Kadın Dostu Markalar Platformu akademi eğitim direktörü Buket Güngen'le iş yaşamında kadın sorunlarına dair yaptığımız röportajın ikinci bölümü.

- Kadın fizyolojisi gereği yaşadığı tüm zorlukları da iş yaşamı içinde kendi kendine çözmeye çalışıyor. Mesela doğum sonrası şirket tuvaletlerinde süt biriktiren anne sayısı hiç az değil. Yeni doğum yapmış çalışan annelerin bu ihtiyacı görmezden geliniyor. Kadınlar regl ve menopoz dönemlerinde yaşadıkları zorluklarla da kendi kendilerine başa çıkmaya çalışıyor. Bu konularda neler yapılabilir?
Kesinlikle doğru bir noktaya değiniyorsunuz. Kadınlar iş dünyasında sadece cinsiyet ayrımcılığı veya ücret eşitsizliğiyle değil, fizyolojik olarak yaşadıkları zorluklarla da kendi başlarına mücadele etmek zorunda kalıyorlar. Ancak bu, yalnızca kadınların kişisel çabalarıyla çözebilecekleri bir mesele değil! Şirketlerin, yöneticilerin ve iş dünyasının bu gerçekleri görmesi ve çözüm üretmesi gerekiyor. Bu yüzden emzirme odaları zorunlu hale getirilmeli, doğum sonrası işe dönüş süreçleri daha esnek olmalı, regl izni, ped erişimi gibi konular iş yerlerinde normalleştirilmeli, menopoz dönemi için farkındalık programları oluşturulmalı, kadın sağlığına yönelik kurumsal destek artırılmalıdır.
Kadınların iş hayatında var olabilmesi için sadece istihdam edilmeleri yetmez, onların ihtiyaçları da dikkate alınmalı. Fizyolojik süreçleri "özel mesele" olarak görüp yok saymak, kadınları iş dünyasında dezavantajlı hale getiriyor. Kadın dostu iş yerleri, kadınları sadece çalıştıran değil, onların gerçeklerine uyum sağlayan iş yerleridir.
- Biraz da sizin akademi eğitim koordinatörü olduğunuz Kadın Dostu Markalar Platformundan konuşalım. Kadın dostu marka ne demek?

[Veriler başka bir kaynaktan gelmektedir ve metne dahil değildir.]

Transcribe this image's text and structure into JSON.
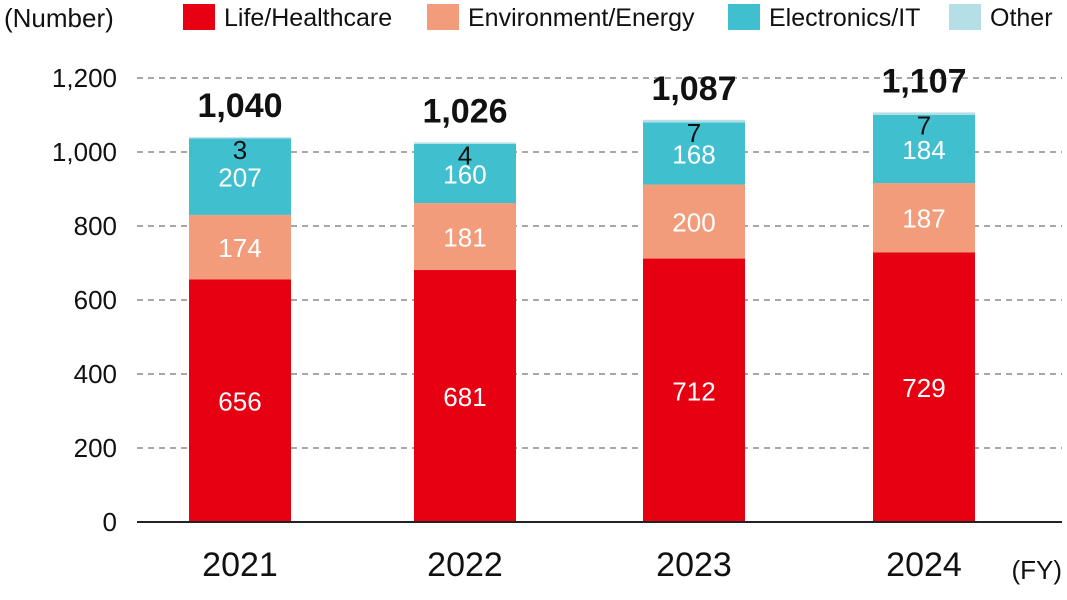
{
  "chart_data": {
    "type": "bar",
    "stacked": true,
    "title": "",
    "ylabel": "(Number)",
    "xlabel": "(FY)",
    "categories": [
      "2021",
      "2022",
      "2023",
      "2024"
    ],
    "series": [
      {
        "name": "Life/Healthcare",
        "color": "#e60012",
        "values": [
          656,
          681,
          712,
          729
        ]
      },
      {
        "name": "Environment/Energy",
        "color": "#f29c7b",
        "values": [
          174,
          181,
          200,
          187
        ]
      },
      {
        "name": "Electronics/IT",
        "color": "#40bfcf",
        "values": [
          207,
          160,
          168,
          184
        ]
      },
      {
        "name": "Other",
        "color": "#b5dfe7",
        "values": [
          3,
          4,
          7,
          7
        ]
      }
    ],
    "totals": [
      "1,040",
      "1,026",
      "1,087",
      "1,107"
    ],
    "segment_labels": [
      [
        "656",
        "681",
        "712",
        "729"
      ],
      [
        "174",
        "181",
        "200",
        "187"
      ],
      [
        "207",
        "160",
        "168",
        "184"
      ],
      [
        "3",
        "4",
        "7",
        "7"
      ]
    ],
    "ylim": [
      0,
      1200
    ],
    "yticks": [
      0,
      200,
      400,
      600,
      800,
      1000,
      1200
    ],
    "ytick_labels": [
      "0",
      "200",
      "400",
      "600",
      "800",
      "1,000",
      "1,200"
    ],
    "grid": true,
    "legend_position": "top"
  }
}
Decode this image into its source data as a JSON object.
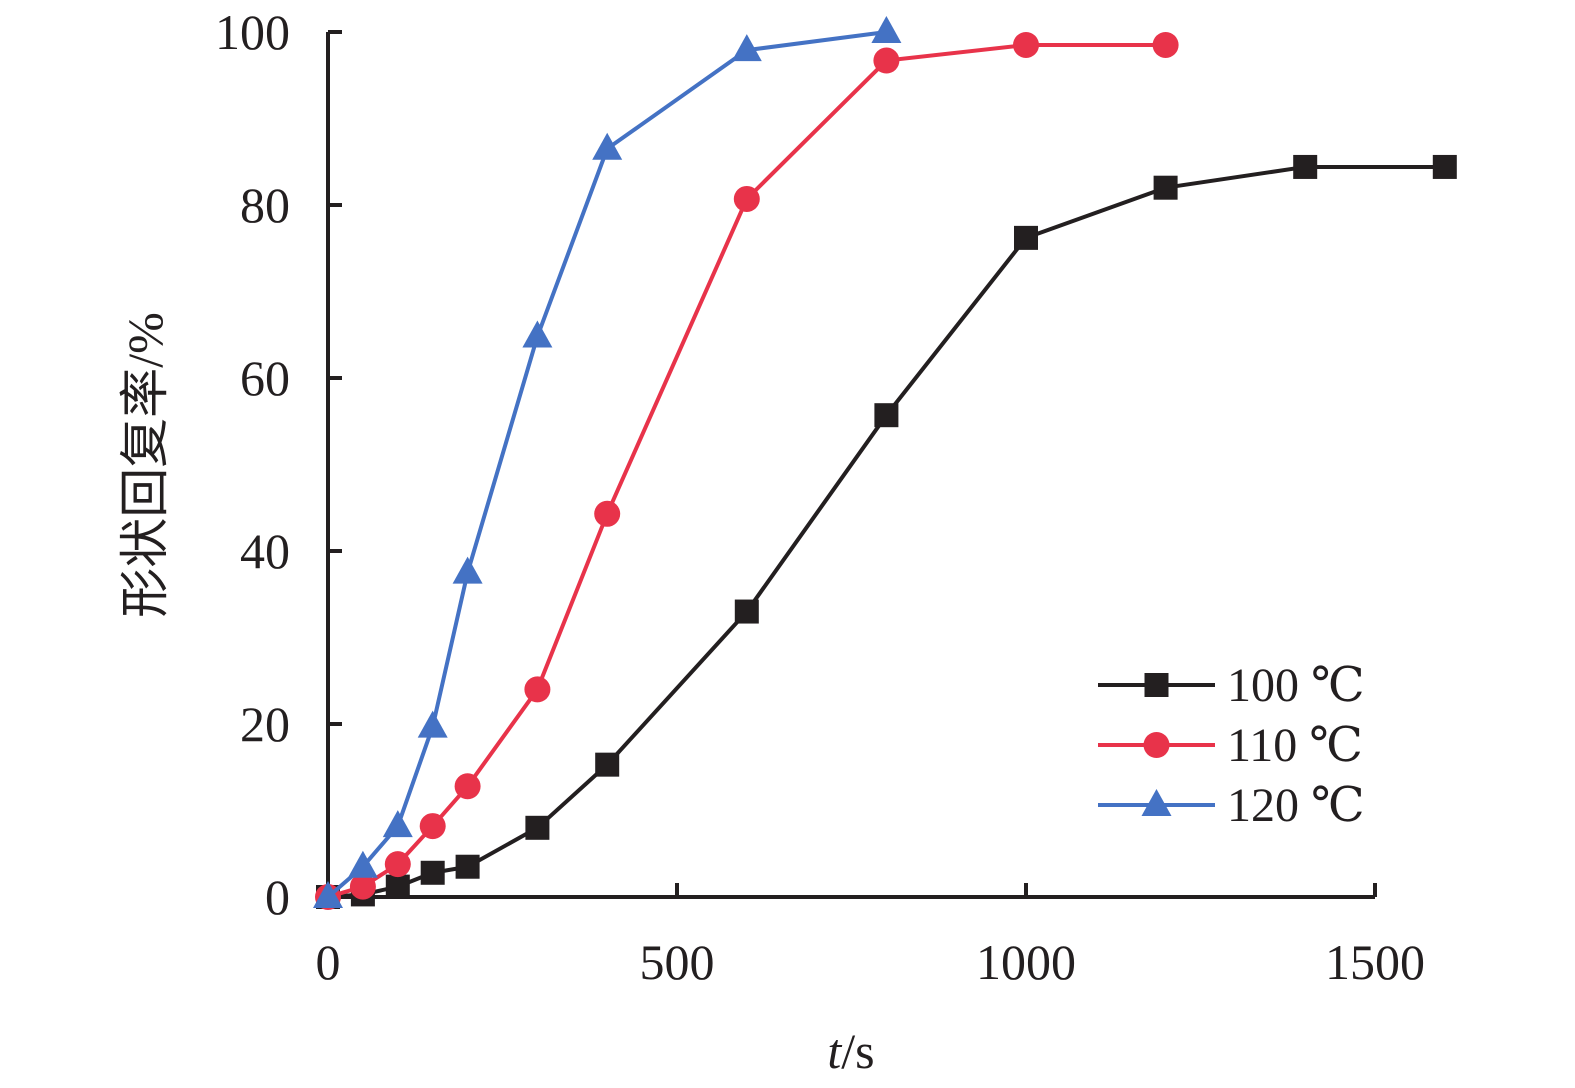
{
  "chart_data": {
    "type": "line",
    "xlabel_italic": "t",
    "xlabel_rest": "/s",
    "ylabel": "形状回复率/%",
    "xlim": [
      0,
      1500
    ],
    "ylim": [
      0,
      100
    ],
    "xticks": [
      0,
      500,
      1000,
      1500
    ],
    "yticks": [
      0,
      20,
      40,
      60,
      80,
      100
    ],
    "grid": false,
    "legend_position": "bottom-right",
    "series": [
      {
        "name": "100 ℃",
        "color": "#231f20",
        "marker": "square",
        "x": [
          0,
          50,
          100,
          150,
          200,
          300,
          400,
          600,
          800,
          1000,
          1200,
          1400,
          1600
        ],
        "y": [
          0,
          0.3,
          1.2,
          2.8,
          3.5,
          8,
          15.3,
          33,
          55.7,
          76.2,
          82,
          84.4,
          84.4
        ]
      },
      {
        "name": "110 ℃",
        "color": "#e8334a",
        "marker": "circle",
        "x": [
          0,
          50,
          100,
          150,
          200,
          300,
          400,
          600,
          800,
          1000,
          1200
        ],
        "y": [
          0,
          1.2,
          3.8,
          8.2,
          12.8,
          24,
          44.3,
          80.7,
          96.7,
          98.5,
          98.5
        ]
      },
      {
        "name": "120 ℃",
        "color": "#4472c4",
        "marker": "triangle",
        "x": [
          0,
          50,
          100,
          150,
          200,
          300,
          400,
          600,
          800
        ],
        "y": [
          0,
          3.5,
          8.2,
          19.7,
          37.5,
          64.8,
          86.5,
          97.9,
          100
        ]
      }
    ]
  }
}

Kadın Dostu Marka, sadece kadın çalışanları olan veya kadınlara ürün/hizmet sunan marka demek değildir! Kadın dostu marka, iş yapış biçiminde eşitlikçi, kapsayıcı ve destekleyici politikalar uygulayan hem çalışanlarına hem de toplumdaki kadınlara karşı sorumluluk hisseden markadır.
Kadın Dostu Markalar Platformu olarak, bu kriterleri karşılayan markaların görünürlüğünü artırmayı, onları teşvik etmeyi ve iyi uygulamaları yaygınlaştırmayı hedefliyoruz. Kadın dostu olmak, sadece bir etiket ya da pazarlama stratejisi değil, kurumsal sorumluluk ve gerçek bir taahhüttür.
- Kadın Dostu Marka nasıl olunur? Bu durumun kuruma avantajı ne olur?
Bir marka, kadın dostu olmak için sadece slogan üretmekle veya birkaç projeyle yetinemez. Gerçekten kapsayıcı, eşitlikçi ve destekleyici politikalar benimsemeli.
Avantajlarına baktığımızda ise marka değeri ve imaj güçlenir, çalışan bağlılığı ve verimlilik artar, yetkin kadın yetenekleri çeker, tüketici ve yatırımcı güveni artar, çeşitlilik ve yenilikçilik artar.
Kısacası, kadın dostu marka olmak sadece sosyal bir sorumluluk değil, aynı zamanda iş dünyasında güçlü, sürdürülebilir ve başarılı olmanın da anahtarıdır.
- Kadın Dostu Markalar Platformu olarak neler yapıyorsunuz?
Kadın Dostu Markalar Platformu, iş dünyasında kadınların güçlenmesini destekleyen markaları ön plana çıkarmayı, farkındalık yaratmayı ve iyi uygulamaları yaygınlaştırmayı hedefleyen güçlü bir ekosistemdir. Biz de bu doğrultuda; kadın dostu markaları tanıtıyor ve destekliyoruz, farkındalık yaratan etkinlikler ve ödüller düzenliyoruz, iş dünyasında cinsiyet eşitliği için projeler geliştiriyoruz, kadın girişimcileri ve iş hayatındaki kadınları destekliyoruz, kadın dostu markalar akademisi ile kurumların tüm eğitim süreçlerine destek oluyoruz.
- Zaman ayırdığınız ve yanıtlarınız için çok teşekkür ederim.
Bu kıymetli sorular için ben teşekkür ederim.